Le couple s'est marié le 9 mai 1925 après s'être connu au Bauhaus de Weimar, où Josef s'était inscrit à l'automne 1920 et Anneliese Fleischmann en avril 1922. Lorsque l'arrivée au pouvoir du parti national-socialiste provoqua la fermeture de l'école à Berlin en 1933, Josef désormais sans travail – il était passé professeur et même vice-directeur – et Anneliese, demi-juive, n'hésitèrent pas longtemps pour émigrer aux Etats-Unis. Ils en obtinrent la citoyenneté en 1939.

A peine débarqués dans le Nouveau Monde, tous deux trouvent assez vite un poste d'enseignant au Black Mountain College, en Caroline du Nord. L'établissement est célèbre pour avoir formé la plupart de ceux qui ont imposé l'art américain après guerre. John Cage, par exemple, y a enseigné. Et Josef Albers y développe sa série Hommage au carré, qui fera de lui l'un des chefs de file de l'abstraction géométrique. Il influence par là aussi bien le Minimal Art que la peinture Hard Edge, dans laquelle s'illustrent notamment Ad Reinhardt, Barnett Newmann, Robert Motherwell, puis Frank Stella et ses Shaped Canvas, et surtout les tableaux pseudo-abstraits et néo-géo de Peter Halley.

Mais cette petite exposition, plutôt agréable à visiter, n'insiste pas tant sur ces influences que sur celles qui agissent sur l'évolution du travail de Josef et de sa femme.
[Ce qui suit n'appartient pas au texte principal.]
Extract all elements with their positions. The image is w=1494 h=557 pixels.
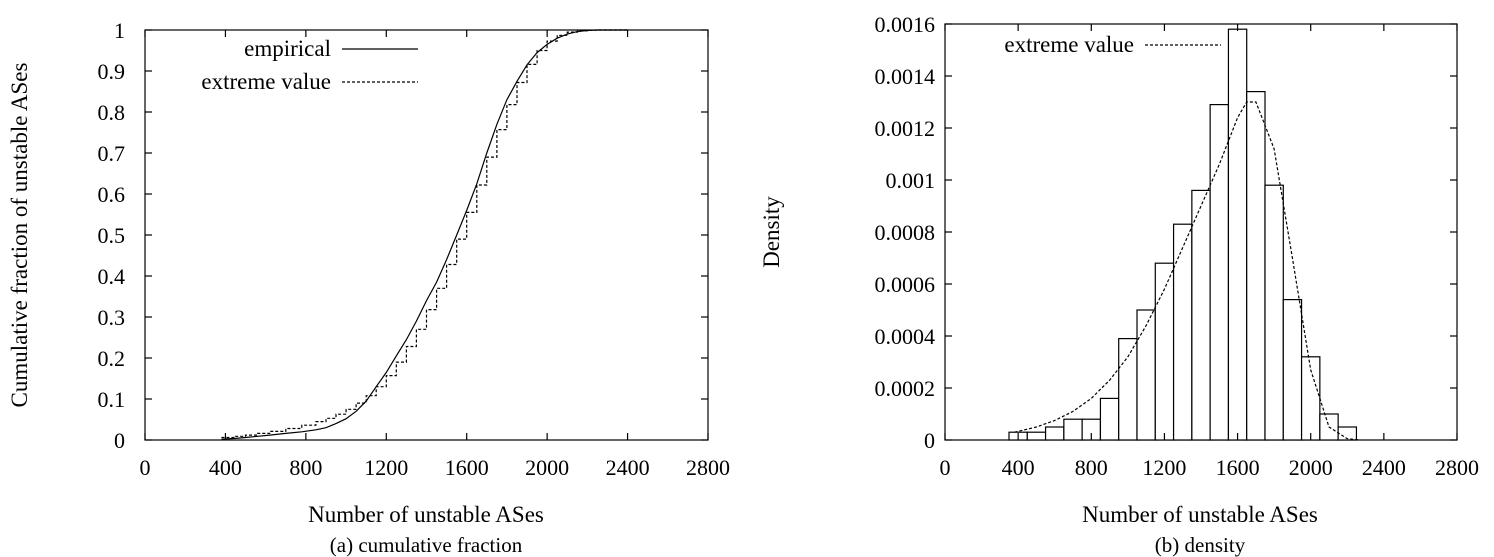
- plot-a-y-axis-label: Cumulative fraction of unstable ASes: [7, 62, 32, 407]
- plot-b-y-tick-label: 0.0002: [875, 376, 936, 401]
- extreme-value-density-curve: [1014, 101, 1361, 441]
- plot-a-x-tick-label: 2000: [525, 455, 569, 480]
- legend-a-extreme-value-label: extreme value: [201, 69, 331, 94]
- plot-a-x-tick-label: 800: [289, 455, 322, 480]
- plot-a-lines: [221, 29, 628, 440]
- plot-b-histogram: [1008, 28, 1358, 441]
- legend-b-extreme-value-label: extreme value: [1004, 32, 1134, 57]
- histogram-bar: [1063, 418, 1083, 441]
- histogram-bar: [1172, 223, 1193, 441]
- plot-b-y-tick-label: 0.0012: [875, 116, 936, 141]
- plot-b-y-tick-label: 0.001: [886, 168, 936, 193]
- plot-b-x-tick-label: 2000: [1289, 455, 1333, 480]
- plot-a-ticks: 0 400 800 1200 1600 2000 2400 2800 0 0.1 0.2 0.3 0.4…: [98, 18, 731, 480]
- plot-a-x-tick-label: 1200: [364, 455, 408, 480]
- plot-a-x-tick-label: 400: [209, 455, 242, 480]
- plot-a-x-tick-label: 2400: [606, 455, 650, 480]
- plot-a-y-tick-label: 0.7: [98, 141, 126, 166]
- plot-a-y-tick-label: 0: [114, 428, 125, 453]
- plot-b-x-tick-label: 800: [1075, 455, 1108, 480]
- plot-a-y-tick-label: 0.3: [98, 305, 126, 330]
- plot-b-x-tick-label: 1600: [1216, 455, 1260, 480]
- plot-b-ticks: 0 400 800 1200 1600 2000 2400 2800 0 0.0002 0.0004…: [875, 12, 1480, 480]
- plot-a-y-tick-label: 0.5: [98, 223, 126, 248]
- plot-b-caption: (b) density: [1155, 533, 1246, 557]
- histogram-bar: [1136, 309, 1156, 441]
- plot-a-y-tick-label: 0.4: [98, 264, 126, 289]
- cumulative-fraction-panel: 0 400 800 1200 1600 2000 2400 2800 0 0.1 0.2 0.3 0.4…: [7, 18, 730, 557]
- plot-a-y-tick-label: 0.9: [98, 59, 126, 84]
- plot-b-x-tick-label: 400: [1002, 455, 1035, 480]
- plot-b-y-tick-label: 0.0004: [875, 324, 936, 349]
- plot-a-y-tick-label: 1: [114, 18, 125, 43]
- plot-b-x-tick-label: 1200: [1142, 455, 1186, 480]
- histogram-bar: [1227, 28, 1248, 441]
- plot-a-x-tick-label: 1600: [445, 455, 489, 480]
- plot-b-y-tick-label: 0: [924, 428, 935, 453]
- plot-b-x-tick-label: 2800: [1435, 455, 1479, 480]
- empirical-cdf-line: [221, 29, 628, 440]
- plot-a-y-tick-label: 0.6: [98, 182, 126, 207]
- plot-b-x-tick-label: 2400: [1362, 455, 1406, 480]
- plot-a-y-tick-label: 0.1: [98, 387, 126, 412]
- plot-b-x-tick-label: 0: [940, 455, 951, 480]
- density-panel: 0 400 800 1200 1600 2000 2400 2800 0 0.0002 0.0004…: [759, 12, 1479, 557]
- histogram-bar: [1264, 184, 1284, 441]
- histogram-bar: [1191, 189, 1211, 441]
- extreme-value-cdf-line: [221, 29, 628, 439]
- legend-a-empirical-label: empirical: [244, 36, 331, 61]
- histogram-bar: [1099, 397, 1120, 441]
- plot-a-x-tick-label: 2800: [686, 455, 730, 480]
- histogram-bar: [1044, 426, 1065, 441]
- plot-b-y-tick-label: 0.0016: [875, 12, 936, 37]
- plot-b-y-tick-label: 0.0014: [875, 64, 936, 89]
- plot-a-x-axis-label: Number of unstable ASes: [308, 502, 544, 527]
- histogram-bar: [1300, 356, 1321, 441]
- plot-a-caption: (a) cumulative fraction: [330, 533, 523, 557]
- histogram-bar: [1282, 299, 1303, 441]
- histogram-bar: [1026, 431, 1047, 441]
- plot-a-y-tick-label: 0.8: [98, 100, 126, 125]
- plot-b-x-axis-label: Number of unstable ASes: [1082, 502, 1318, 527]
- histogram-bar: [1118, 338, 1138, 441]
- histogram-bar: [1246, 90, 1266, 441]
- plot-a-y-tick-label: 0.2: [98, 346, 126, 371]
- plot-b-y-axis-label: Density: [759, 196, 784, 268]
- plot-b-y-tick-label: 0.0006: [875, 272, 936, 297]
- histogram-bar: [1209, 103, 1230, 441]
- plot-b-lines: [1014, 101, 1361, 441]
- plot-b-y-tick-label: 0.0008: [875, 220, 936, 245]
- plot-a-x-tick-label: 0: [140, 455, 151, 480]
Les trois premières salles présentent la période formative en Europe. Les quatre suivantes témoignent de l'épanouissement américain. Car ils se plaisent immédiatement dans le Nouveau Monde, trouvant à relancer leurs travaux respectifs au contact des arts précolombiens.

Ils avaient néanmoins trouvé d'emblée au Bauhaus les moyens d'échafauder le vocabulaire de base de leur art. Lequel est étroitement lié aux réflexions sur l'articulation de géométries et notations colorées simples, menées en particulier par des responsables d'atelier comme Paul Klee et Johannes Itten. Certains travaux de ces derniers sont du reste montrés en parallèle.

On voit que dès le début, soit les travaux sur verre dépoli et coloré de Josef, soit les travaux textiles d'Anneliese sont construits sur des rythmes et des alternances. Ce même principe est conservé quand Josef s'adonne à la photographie. Il ne prend jamais un seul cliché, mais une multitude, et les expose en mosaïques alternant des vues de différents formats et montées comme des séquences. Ce qui engendre un bel effet de dynamisme.

A ce jeu des corrélations, mis particulièrement en évidence dans l'exposition, le visiteur découvre des évidences éclairantes. Surtout lorsque le couple, dès son émigration, va s'intéresser aux civilisations précolombiennes lors de plusieurs voyages effectués en Amérique centrale.

Les photographies prises alors (bas-reliefs, architectures, statuaire) et les décors des pièces collectionnées expliquent les motifs crénelés, les étagements de plans et l'étalonnage des nuances par degrés qui s'affirment aussi bien dans les peintures et gravures de Josef que dans les tissages d'Anni.

Et quand, un peu plus loin, on découvre les correspondances qu'entretient un entourage de fenêtre photographié par Josef Albers avec la peinture voisine, un Hommage au carré, se produit comme une révélation. Mais qu'on n'ironise pas, qu'on ne relève pas là un manque d'imagination de la part des deux artistes. Au contraire, une grande émotion gagne quand on découvre comment ils ont trouvé à relier l'art antique à une esthétique contemporaine.

C'est d'ailleurs la même chaleur qui vous envahit lorsque vous enregistrez avec quelle cohérence s'est accomplie leur fin de carrière et selon quelle harmonie réciproque elle s'est produite. Lui, inscrivant ses carrés dans le carré, dans des atmosphères à la fois paisibles mais sous tensions harmoniques. Elle, s'adonnant désormais à la gravure et produisant des compositions à motifs en chevrons, juste animées de douces vibrations colorées.

Josef und Anni Albers. Europa und Amerika. Kunstmuseum Bern (Hodlerstrasse 8-12, tél. 031/311 09 44). Ma 10-21h, me-di 10-17h. Jusqu'au 31 janvier.